NSW Premier Gladys Berejiklian has dropped a major hint Sydney's lockdown could continue into next week.
Sydney recorded 35 new cases on Monday — an equal daily high for the state's coronavirus update — and 18 new cases overnight.
The lockdown impacting Greater Sydney is due to end at 11.59pm on Friday, July 9, but Berejiklian told reporters this morning the lockdown "is having its desired effect to date ... but it is still concerning that a number of cases are remaining infectious in the community".
Berejiklian said a decision on the Greater Sydney lockdown will be announced tomorrow morning but warned Sydneysiders that the Delta variant of the virus plaguing the city "is different to what we have experienced" and required "a different type of response".
"If you look at other jurisdictions around the world, we can see that you can't afford to let this get away from you. While we have the best contact tracers in the world, and I believe the right settings at the right time for our population, we have to be mindful that what we are experiencing with this strain is something new during the pandemic," she said.
"NSW wants this to be the last lockdown until we get the majority of our citizens vaccinated," Berejiklian said. "The difference now to what occurred in the last year or so since we had the only other lockdown is the Delta strain."
Berejiklian rejected the notion, put to her by a reporter, that a lockdown decision had already been made.
"The NSW government's priority is always keeping the community safety first and foremost, but also having a keen eye on opening up the economy as well," she said. "It is that balanced approach we will take into our decision-making."
An epidemiologist has warned New South Wales could see another rise in Covid-19 cases if the lockdown is lifted before the state reaches a critical figure.
While the number of people spending their infectious period out in the community is dropping, University of Melbourne epidemiologist Professor Tony Blakely said that figure needed to be at zero before Greater Sydney can safely emerge from lockdown.

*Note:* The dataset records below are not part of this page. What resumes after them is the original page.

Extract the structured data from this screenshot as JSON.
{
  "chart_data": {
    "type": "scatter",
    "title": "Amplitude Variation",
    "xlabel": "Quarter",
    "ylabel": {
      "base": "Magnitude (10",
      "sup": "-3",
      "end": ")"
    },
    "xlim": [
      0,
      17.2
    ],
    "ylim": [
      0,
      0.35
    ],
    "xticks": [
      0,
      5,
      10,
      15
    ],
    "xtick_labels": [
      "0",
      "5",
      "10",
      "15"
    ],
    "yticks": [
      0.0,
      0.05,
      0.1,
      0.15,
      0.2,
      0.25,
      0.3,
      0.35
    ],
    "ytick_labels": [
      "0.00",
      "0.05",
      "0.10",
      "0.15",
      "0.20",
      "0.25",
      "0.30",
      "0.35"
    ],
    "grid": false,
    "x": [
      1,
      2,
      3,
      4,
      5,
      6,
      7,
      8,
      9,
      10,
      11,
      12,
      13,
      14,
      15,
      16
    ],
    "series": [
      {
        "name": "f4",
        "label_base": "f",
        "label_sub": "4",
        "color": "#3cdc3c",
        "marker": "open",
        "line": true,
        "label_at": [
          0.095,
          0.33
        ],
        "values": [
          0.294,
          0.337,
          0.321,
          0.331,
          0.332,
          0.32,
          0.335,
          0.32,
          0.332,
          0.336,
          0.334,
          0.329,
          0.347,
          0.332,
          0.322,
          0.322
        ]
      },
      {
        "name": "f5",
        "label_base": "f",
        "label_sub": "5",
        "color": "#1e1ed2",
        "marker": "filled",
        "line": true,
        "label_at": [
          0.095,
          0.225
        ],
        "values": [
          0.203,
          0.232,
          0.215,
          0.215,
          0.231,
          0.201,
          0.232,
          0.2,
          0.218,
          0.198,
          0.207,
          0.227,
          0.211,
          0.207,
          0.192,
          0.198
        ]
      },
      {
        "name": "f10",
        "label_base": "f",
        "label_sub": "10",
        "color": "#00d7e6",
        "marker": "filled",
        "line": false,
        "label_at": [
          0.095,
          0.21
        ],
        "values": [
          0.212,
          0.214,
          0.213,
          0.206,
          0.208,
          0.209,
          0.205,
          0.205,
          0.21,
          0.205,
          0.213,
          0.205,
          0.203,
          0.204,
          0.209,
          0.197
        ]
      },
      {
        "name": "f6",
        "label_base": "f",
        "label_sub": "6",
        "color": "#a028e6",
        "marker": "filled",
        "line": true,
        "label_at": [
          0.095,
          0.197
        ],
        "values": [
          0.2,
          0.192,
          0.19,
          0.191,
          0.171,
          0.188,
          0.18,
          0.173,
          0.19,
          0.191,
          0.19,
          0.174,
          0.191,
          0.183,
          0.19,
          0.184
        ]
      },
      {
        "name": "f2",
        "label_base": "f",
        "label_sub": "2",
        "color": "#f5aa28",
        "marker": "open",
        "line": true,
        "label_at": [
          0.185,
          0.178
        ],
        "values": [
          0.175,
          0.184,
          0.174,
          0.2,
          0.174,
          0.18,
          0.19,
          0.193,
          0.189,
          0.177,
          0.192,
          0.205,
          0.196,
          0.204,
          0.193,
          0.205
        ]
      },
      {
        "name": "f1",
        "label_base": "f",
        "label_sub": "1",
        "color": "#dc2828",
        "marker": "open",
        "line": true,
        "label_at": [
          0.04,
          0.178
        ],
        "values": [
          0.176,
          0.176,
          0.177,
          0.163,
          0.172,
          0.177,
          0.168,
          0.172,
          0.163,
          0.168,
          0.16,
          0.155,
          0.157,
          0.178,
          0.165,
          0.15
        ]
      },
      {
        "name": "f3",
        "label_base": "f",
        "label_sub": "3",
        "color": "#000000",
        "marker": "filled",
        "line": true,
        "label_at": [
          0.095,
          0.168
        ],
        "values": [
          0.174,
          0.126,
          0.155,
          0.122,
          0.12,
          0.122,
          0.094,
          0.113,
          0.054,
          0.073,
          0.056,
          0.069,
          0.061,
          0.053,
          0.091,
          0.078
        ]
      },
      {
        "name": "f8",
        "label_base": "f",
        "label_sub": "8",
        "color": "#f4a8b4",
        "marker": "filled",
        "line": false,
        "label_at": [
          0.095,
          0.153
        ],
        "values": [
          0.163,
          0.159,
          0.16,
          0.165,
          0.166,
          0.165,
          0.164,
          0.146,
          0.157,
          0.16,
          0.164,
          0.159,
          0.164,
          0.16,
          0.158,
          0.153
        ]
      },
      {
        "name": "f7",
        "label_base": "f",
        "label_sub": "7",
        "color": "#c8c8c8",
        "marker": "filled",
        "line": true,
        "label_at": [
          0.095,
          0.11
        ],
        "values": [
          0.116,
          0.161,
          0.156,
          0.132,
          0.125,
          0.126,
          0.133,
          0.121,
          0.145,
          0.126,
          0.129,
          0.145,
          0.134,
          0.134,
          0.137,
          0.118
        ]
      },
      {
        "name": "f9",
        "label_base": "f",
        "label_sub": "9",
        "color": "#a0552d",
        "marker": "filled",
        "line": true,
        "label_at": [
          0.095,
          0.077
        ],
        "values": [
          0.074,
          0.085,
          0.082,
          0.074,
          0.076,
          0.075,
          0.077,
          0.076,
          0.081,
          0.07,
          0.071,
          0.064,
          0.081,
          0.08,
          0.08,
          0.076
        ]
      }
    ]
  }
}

"For a lockdown to be successful, we really need to see the number of notified cases that are out in the community down to zero," Blakely told the ABC.
The two-week lockdown for Greater Sydney, the Blue Mountains, Central Coast, Wollongong and Shellharbour is set to end at 11.59pm on Friday, July 9.
However, Blakely said lifting the lockdown while there were still infectious cases popping up in the community could see the outbreak "take off" once more.
"If we just open up restrictions at that point, they will just take off again … that's just how the virus behaves," he said, adding it's not only a risk for NSW, but the rest of Australia as well.
He said if he was in the shoes of chief health officer Dr Kerry Chant he would be a "bit worried" that the numbers weren't dropping.
A team of economists, public health experts and modellers from the Australian National University have also found the benefits of lockdowns that were long enough to get community transmission to zero outweighed the short-term gains of easing lockdowns too early.
"Our key insight was that lockdowns need to be long enough to crush the virus, and that effective, longer lockdowns benefit both public health and the economy," lead author Quentin Grafton said in a statement on Monday.
Decisions must be based on the facts on the ground such as the number of new cases, links to known chains of transmission, and the number of new cases not already in self-isolation, he said.
"The point is to go early [with a lockdown] and go hard and go significantly long enough to bring about zero Covid-19 community transmission. The numbers aren't looking good for Greater Sydney at the moment."
Grafton stopped short of calling for the lockdown to be extended, but said a decision should depend on the data available on Friday.
"We've got to make sure that we get on top of this and we don't get an epidemic."
The virus would not just stay in Sydney, which meant the whole country could be at risk and it would cost hundreds of billions of dollars, he said.
Tom Kompas, from the University of Melbourne, said authorities should rethink how Covid-19 outbreaks were managed.
"We're a long way from a post-Covid world. If we think we can do away with periods of movement restrictions when uncontrolled outbreaks occur, we need to think again.
"The key point here is not to think about the economic costs over a period of a couple of weeks, large as they are, but rather to consider the costs over a period of months if community transmission continues."
On Monday, Berejiklian said the next few days would be "critical" in deciding whether the lockdown will end on time, urging residents to follow the restrictions.